How to Season Your Wok
I said I would, so I want to take this time to talk about seasoning your wok.
No, seasoning in this case is not like how you season chicken. Instead, curing or seasoning cookware refers to covering the wok with heated oil or fat to produce a tougher coating that won’t stick and is heat-resistant. The coating also prevents corrosion.
For carbon steel and cast-iron woks, foregoing seasoning will make cooking with the wok nearly impossible.
So how do you season a wok? Here are the steps.
Put your wok in the sink and use dish soap and hot water to clean it. Then dry it with a dish towel or a paper towel.
Once the wok is completely dry, turn on your stovetop. You only need one burner on, but turn the knob so the burner is on its highest heat setting.
Put the wok over the burner and wait until it smokes. Although this might seem scary, it’s what’s supposed to happen, so try not to panic.
Begin rotating the wok so the whole thing gets the heat. Then turn off the stovetop.
Apply some oil or fat on a paper towel and then rub it all over the wok.
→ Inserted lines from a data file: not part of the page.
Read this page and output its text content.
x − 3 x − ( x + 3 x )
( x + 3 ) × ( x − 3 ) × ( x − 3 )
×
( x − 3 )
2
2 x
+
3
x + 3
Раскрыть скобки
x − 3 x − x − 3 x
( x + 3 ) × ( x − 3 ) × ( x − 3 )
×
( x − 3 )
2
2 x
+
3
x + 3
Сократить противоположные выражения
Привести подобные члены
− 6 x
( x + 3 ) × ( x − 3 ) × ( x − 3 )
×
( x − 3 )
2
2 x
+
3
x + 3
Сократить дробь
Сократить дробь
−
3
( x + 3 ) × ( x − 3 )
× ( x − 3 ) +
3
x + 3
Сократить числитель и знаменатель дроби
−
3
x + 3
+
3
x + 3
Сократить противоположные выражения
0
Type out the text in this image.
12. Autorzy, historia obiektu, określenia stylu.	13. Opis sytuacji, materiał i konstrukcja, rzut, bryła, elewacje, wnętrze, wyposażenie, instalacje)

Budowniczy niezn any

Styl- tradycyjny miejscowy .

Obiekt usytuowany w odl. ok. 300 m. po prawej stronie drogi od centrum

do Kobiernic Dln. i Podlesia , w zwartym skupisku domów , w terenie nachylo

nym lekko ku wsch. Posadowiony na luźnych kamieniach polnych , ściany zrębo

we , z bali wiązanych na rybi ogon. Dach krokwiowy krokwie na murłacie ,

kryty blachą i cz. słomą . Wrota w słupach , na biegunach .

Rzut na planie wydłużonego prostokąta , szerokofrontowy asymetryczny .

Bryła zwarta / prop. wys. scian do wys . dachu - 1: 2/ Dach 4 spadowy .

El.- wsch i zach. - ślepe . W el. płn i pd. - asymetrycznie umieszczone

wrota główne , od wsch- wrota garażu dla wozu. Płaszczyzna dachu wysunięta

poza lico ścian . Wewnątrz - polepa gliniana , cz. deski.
Use tongs to apply the oil, as you don’t want your hands near the hot wok.
Use your wok and enjoy the difference!
4 Wok Maintenance Tips
To wrap up, I want to share some of my favorite wok maintenance tips so you can have your wok ready to use anytime the urge strikes.
Don’t Scrub or Scour at Your Wok After Seasoning
The seasoning you applied on your wok won’t last forever. Two to three times per year, you’ll have to reapply the seasoning per the steps in the last section.
That said, some habits can degrade the coating faster, and scouring your wok is one of them. If you have stubborn messes on the wok, try rinsing them away, even several times. You can also soak the wok for a few hours.
Dish Soap Is Okay
Some wok purists believe that even dish soap can wreck the wok’s patina. I disagree.
You already know you’re going to have to reapply the seasoning anyway, so you might as well clean your wok to your standards so you feel comfortable using it for making all sorts of meals.
Don’t Clean a Wok in the Dishwasher
Dishwashers sure are convenient appliances, but there are some types of cookware that should never go in them. Woks are certainly one of them. Hand-wash your wok only, please!
Clean Immediately After Using Acidic Ingredients
I love a good chicken and pineapple stir-fry, don’t you? The problem is that pineapple is highly acidic, and that acid can wear down the patina of your wok.
Anytime you cook with acidic foods or ingredients, don’t wait to hand-wash your wok until the next day or over the weekend. Do it immediately!